I have been reading Frances Hardinge’s magnificent Fly Trap (aka Twilight Robbery) to my household, and I was reminded of something I had written about her worldview, a few years ago. One of the themes I had identified in her work was this: Wealth is always obtained at the expense of the impoverished, and the more invisible the impoverished are the worse their conditions will be.

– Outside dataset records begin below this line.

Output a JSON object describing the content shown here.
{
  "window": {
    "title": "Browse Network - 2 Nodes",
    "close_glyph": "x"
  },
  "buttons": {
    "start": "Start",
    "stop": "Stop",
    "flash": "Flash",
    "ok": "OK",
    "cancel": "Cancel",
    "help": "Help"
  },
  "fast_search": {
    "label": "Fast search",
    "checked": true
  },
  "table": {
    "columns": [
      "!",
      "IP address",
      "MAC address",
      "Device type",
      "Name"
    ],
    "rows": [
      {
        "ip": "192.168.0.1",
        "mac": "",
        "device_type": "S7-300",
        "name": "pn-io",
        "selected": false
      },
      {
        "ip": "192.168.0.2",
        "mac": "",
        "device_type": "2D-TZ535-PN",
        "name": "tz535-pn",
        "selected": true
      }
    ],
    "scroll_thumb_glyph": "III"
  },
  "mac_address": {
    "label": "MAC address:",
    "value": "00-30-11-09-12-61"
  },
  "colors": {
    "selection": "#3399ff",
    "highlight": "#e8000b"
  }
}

And it occurs to me that this is something that I believe, and that I don’t know that other people believe it. I mean—in some sense, the point of capitalism is that wealth is obtained by creating value. Creating a thing, a service, a technique that someone values… There was a recent sorta-semi-controversy when it turned out that Bernie Sanders is a millionaire. He wrote some books! People wanted to read those books! There was value transmitted from him to them, and he reaps his just reward therefrom. In what sense can I argue that his wealth was obtained at the expense of others?

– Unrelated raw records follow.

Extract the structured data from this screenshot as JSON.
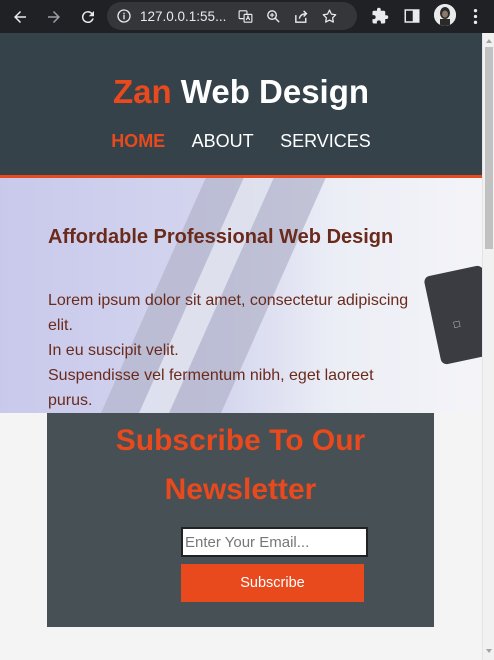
{
  "browser": {
    "url": "127.0.0.1:55...",
    "icons": [
      "back-icon",
      "forward-icon",
      "reload-icon",
      "info-icon",
      "translate-icon",
      "zoom-icon",
      "share-icon",
      "bookmark-star-icon",
      "extensions-icon",
      "side-panel-icon",
      "profile-avatar",
      "more-menu-icon"
    ]
  },
  "header": {
    "brand_highlight": "Zan",
    "brand_rest": " Web Design",
    "nav": [
      {
        "label": "HOME",
        "current": true
      },
      {
        "label": "ABOUT",
        "current": false
      },
      {
        "label": "SERVICES",
        "current": false
      }
    ],
    "accent_color": "#e8491d",
    "background_color": "#35424a"
  },
  "showcase": {
    "heading": "Affordable Professional Web Design",
    "lines": [
      "Lorem ipsum dolor sit amet, consectetur adipiscing",
      "elit.",
      "In eu suscipit velit.",
      "Suspendisse vel fermentum nibh, eget laoreet",
      "purus."
    ]
  },
  "newsletter": {
    "title_line1": "Subscribe To Our",
    "title_line2": "Newsletter",
    "email_placeholder": "Enter Your Email...",
    "button_label": "Subscribe",
    "background_color": "#465055"
  }
}
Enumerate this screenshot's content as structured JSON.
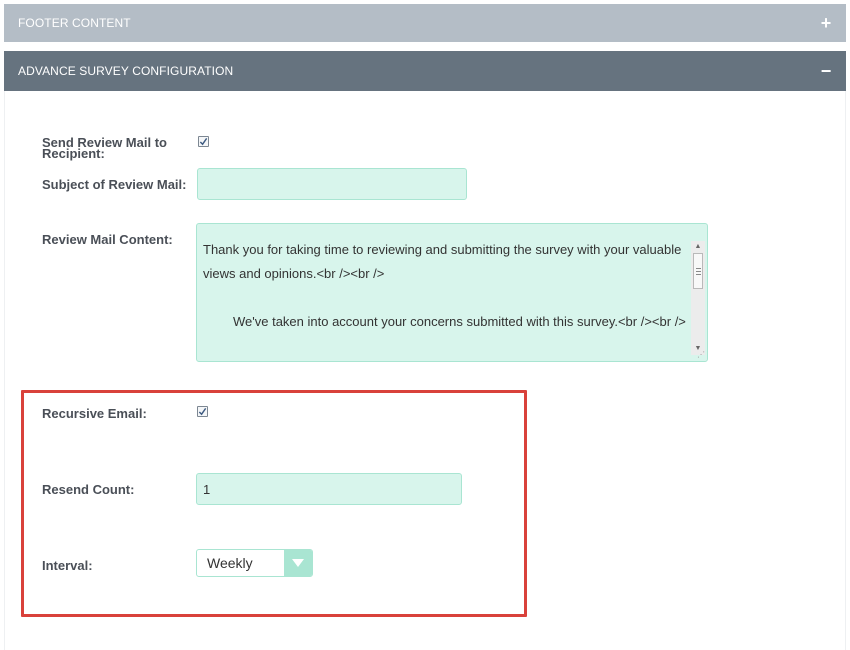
{
  "panels": {
    "footer": {
      "title": "FOOTER CONTENT",
      "toggle_icon": "plus-icon",
      "toggle_glyph": "+"
    },
    "advance": {
      "title": "ADVANCE SURVEY CONFIGURATION",
      "toggle_icon": "minus-icon",
      "toggle_glyph": "−"
    }
  },
  "form": {
    "send_review": {
      "label_line1": "Send Review Mail to",
      "label_line2": "Recipient:",
      "checked": true
    },
    "subject": {
      "label": "Subject of Review Mail:",
      "value": ""
    },
    "content": {
      "label": "Review Mail Content:",
      "line1": "Thank you for taking time to reviewing and submitting the survey with your valuable views and opinions.<br /><br />",
      "line2": "We've taken into account your concerns submitted with this survey.<br /><br />"
    },
    "recursive": {
      "label": "Recursive Email:",
      "checked": true
    },
    "resend_count": {
      "label": "Resend Count:",
      "value": "1"
    },
    "interval": {
      "label": "Interval:",
      "selected": "Weekly"
    }
  },
  "colors": {
    "footer_bar": "#b4bdc6",
    "advance_bar": "#66737f",
    "input_bg": "#d8f5ec",
    "input_border": "#a9e5d2",
    "highlight": "#d9413b",
    "label_text": "#4a4f57"
  }
}
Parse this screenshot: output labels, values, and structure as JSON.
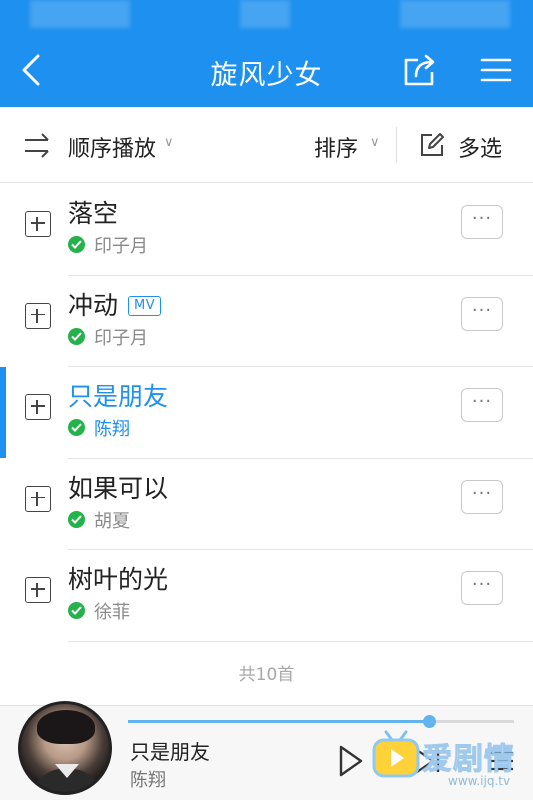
{
  "header": {
    "title": "旋风少女",
    "bg_color": "#1e90ef"
  },
  "toolbar": {
    "play_mode_label": "顺序播放",
    "sort_label": "排序",
    "multi_select_label": "多选"
  },
  "songs": [
    {
      "title": "落空",
      "artist": "印子月",
      "badge": "",
      "active": false
    },
    {
      "title": "冲动",
      "artist": "印子月",
      "badge": "MV",
      "active": false
    },
    {
      "title": "只是朋友",
      "artist": "陈翔",
      "badge": "",
      "active": true
    },
    {
      "title": "如果可以",
      "artist": "胡夏",
      "badge": "",
      "active": false
    },
    {
      "title": "树叶的光",
      "artist": "徐菲",
      "badge": "",
      "active": false
    }
  ],
  "count_label": "共10首",
  "player": {
    "title": "只是朋友",
    "artist": "陈翔",
    "progress": 0.78,
    "accent": "#62b4ef"
  },
  "watermark": {
    "text": "爱剧情",
    "url": "www.ijq.tv"
  }
}
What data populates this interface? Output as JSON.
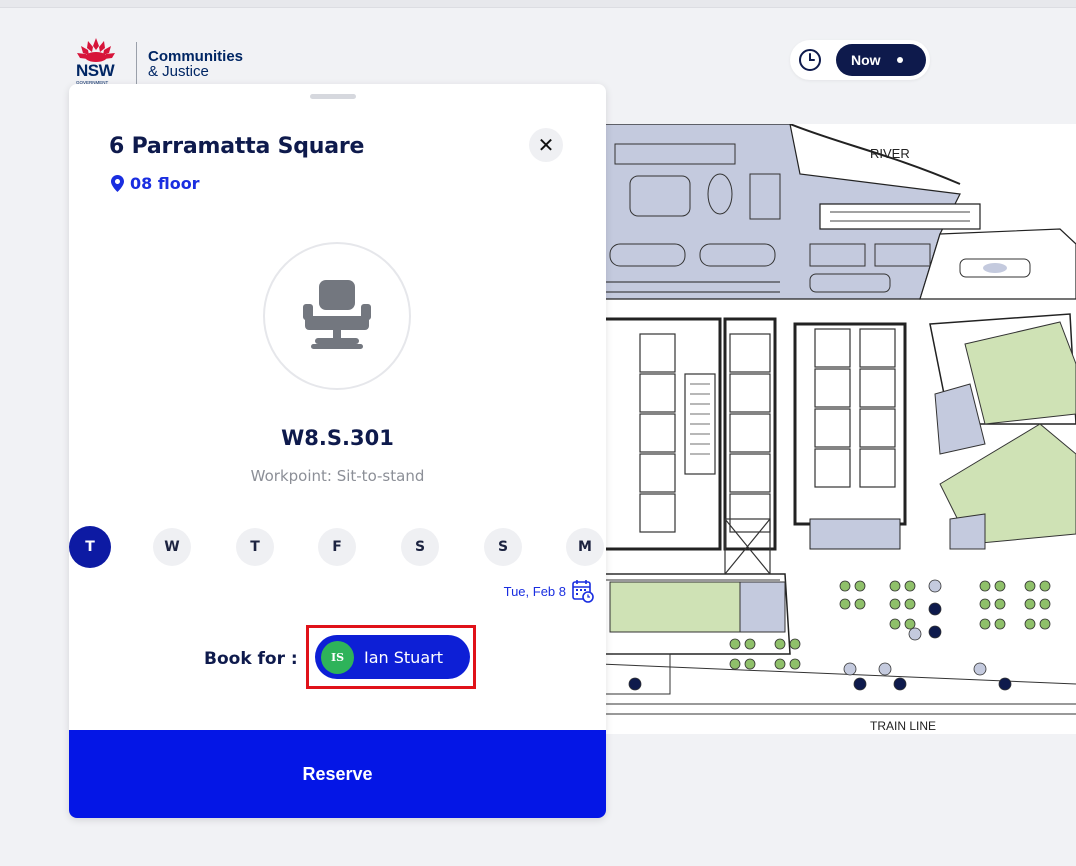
{
  "brand": {
    "nsw": "NSW",
    "government": "GOVERNMENT",
    "dept_line1": "Communities",
    "dept_line2": "& Justice"
  },
  "time_control": {
    "icon": "clock-icon",
    "selected": "Now"
  },
  "panel": {
    "building": "6 Parramatta Square",
    "floor": "08 floor",
    "seat_id": "W8.S.301",
    "seat_type": "Workpoint: Sit-to-stand",
    "days": [
      {
        "label": "T",
        "active": true
      },
      {
        "label": "W",
        "active": false
      },
      {
        "label": "T",
        "active": false
      },
      {
        "label": "F",
        "active": false
      },
      {
        "label": "S",
        "active": false
      },
      {
        "label": "S",
        "active": false
      },
      {
        "label": "M",
        "active": false
      }
    ],
    "date": "Tue, Feb 8",
    "book_for_label": "Book for :",
    "user": {
      "initials": "IS",
      "name": "Ian Stuart"
    },
    "reserve_label": "Reserve"
  },
  "map": {
    "label_top": "RIVER",
    "label_bottom": "TRAIN LINE"
  },
  "colors": {
    "navy": "#0e1a4c",
    "accent_blue": "#0416e6",
    "highlight_red": "#e01219",
    "avatar_green": "#2eb35a",
    "zone_blue": "#c4cade",
    "zone_green": "#cfe2b5"
  }
}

And yet, it still seems to me that—nothing against the Senator!—wealth is obtained at the expense of the impoverished. If not directly, then through the systems and structures that tend to concentrate wealth and poverty. And, as I said above, it being indirect means that the conditions may be worse than those of the obviously and visibility exploited.
And yet, of course, I’m in favor of people writing and printing and distributing books. And I am in favor of people creating and distributing pizzas, and songs, and trousers, and medicine, and yarn, and pens with green ink and felt chisel tips. I was in a craft store the other day, and was (as I often am when I walk through such places) amazed that a business can make a profit selling specialty supplies for scrapbooking and wood carving and flower arranging and stenciling and making latch-hook rugs and hand-painted canvas shoes and beads and clay and cakes and a dozen other aisles I didn’t walk through. So much creativity! So much joy! Such an enormous market. It’s wonderful, and also awful—how much of those supplies were made with prison labor, and how much of that packaging will be in landfill mountains and drifts of oceanic plastics, and how much waste… y’all know this stuff already. Everything is complicated, nothing is easy or free.

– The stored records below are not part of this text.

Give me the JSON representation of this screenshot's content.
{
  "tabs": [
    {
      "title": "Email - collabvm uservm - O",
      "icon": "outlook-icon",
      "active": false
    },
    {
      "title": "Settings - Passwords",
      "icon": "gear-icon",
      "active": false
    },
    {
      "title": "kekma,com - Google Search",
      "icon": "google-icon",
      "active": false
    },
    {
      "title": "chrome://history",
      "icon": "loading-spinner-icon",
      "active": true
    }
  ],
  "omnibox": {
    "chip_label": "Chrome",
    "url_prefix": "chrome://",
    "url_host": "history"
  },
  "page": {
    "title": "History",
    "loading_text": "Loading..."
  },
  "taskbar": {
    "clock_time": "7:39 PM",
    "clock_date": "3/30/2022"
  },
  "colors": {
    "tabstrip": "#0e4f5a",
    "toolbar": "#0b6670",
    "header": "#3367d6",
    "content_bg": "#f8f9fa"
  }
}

But really, what I’m wondering is: do most people in this country think something along the lines of: Wealth is primary obtained and accumulated through the creation of value, and the creation of wealth alleviates and reduces poverty? Or more along the lines of the theme I attributed to Ms. Hardinge?
Does Gen-Z tend more toward the assumption that a wealthy person is prima facie guilty of breaking the world, while Gen-X tended more to the assumption that had improved it? Is it more regional than generational? More variation within groups than differences across them, of course, but still, as a matter of trends and aggregates and cultural assumptions, I wonder if wealth accumulation is viewed with suspicion more than it was.